Issue 1492240: Socket-object convenience function: getpeercred(). (original) (raw)

The attached patch implements a convenience function called getpeercred() which internally calls getsockopt(SO_PEERCRED) to retrieve the credentials (pid, uid and gid) of the remote process a socket is attached to, in case the remote end is local.

This currently (AFAIK) only works (properly) on Linux 2.4+, but might work on BSD-style systems too.

The returned data is wrapped in a new ucred type, which is subclassable to implement additional convenience functions in Lib/socket.py.

The patch updates the socket module, the test suite, the documentation (including whatsnew), and adds a configure check for the definition of struct ucred in sys/socket.h, which is the default place for struct ucred if it is available.

If struct ucred is not available on the current system, getpeercred() is made a dummy method, which returns a python-defined ucred type which contains pid=0, uid=gid=-1, which are the default values returned under Linux when the call fails because there is no credentials data associated with the socket.

The decision to move the data to a separate type was made with respect to the ability to use struct ucred under other systems in a SCM_CREDENTIALS sendmsg() call.
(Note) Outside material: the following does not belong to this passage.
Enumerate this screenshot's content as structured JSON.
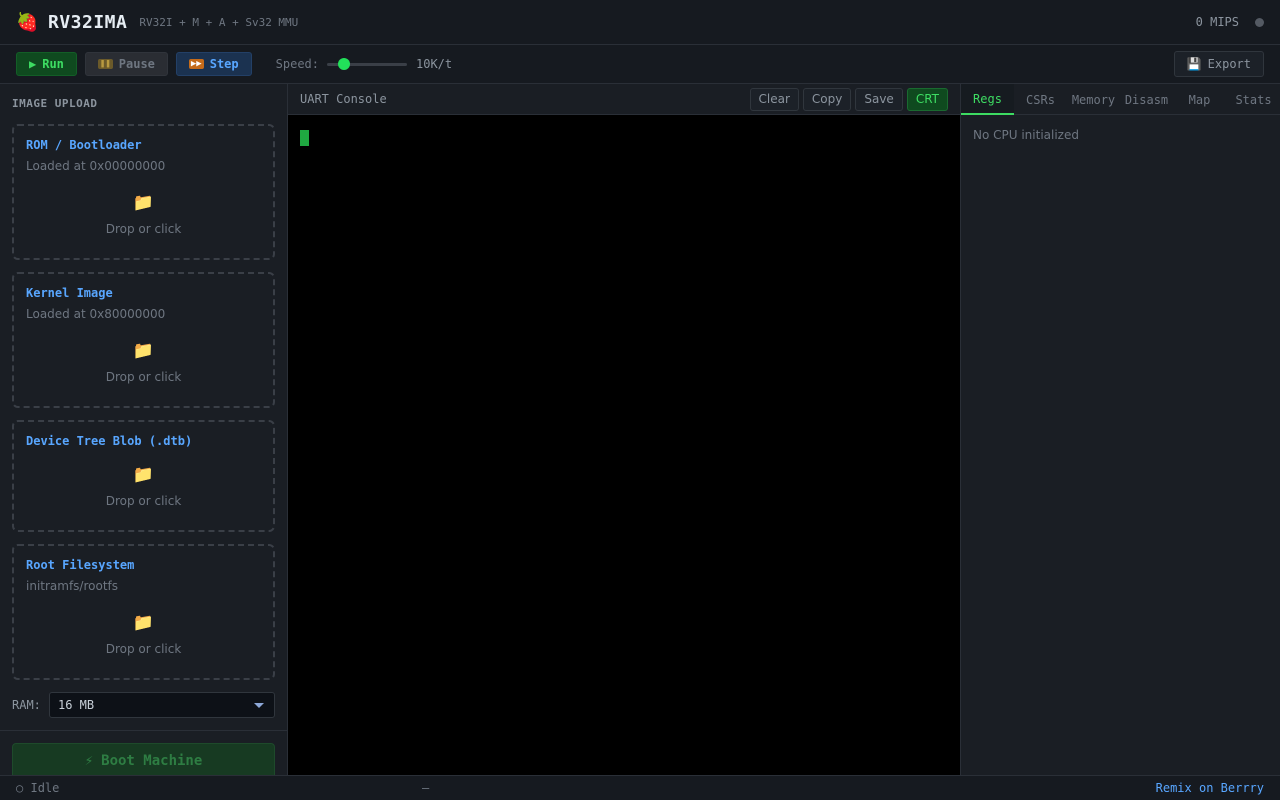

I'll post the implementation of sendmsg() and recvmsg() as a separate tracker item, but the latter patch will rely on the inclusion of this patch.

I'm uncomfortable with including something that only works on certain versions of a single platform. Are there any other functions or methods (not modules) that are only available for Linux? I can think of a number of places flagged as "Availability: Unix", but if getpeercred() doesn't work on the BSDs, it doesn't even meet that standard.

If a decision is made to include this, and if it only works on Linux 2.4+, I'd rather see it not available at all on other platforms (rather than returning dummy values).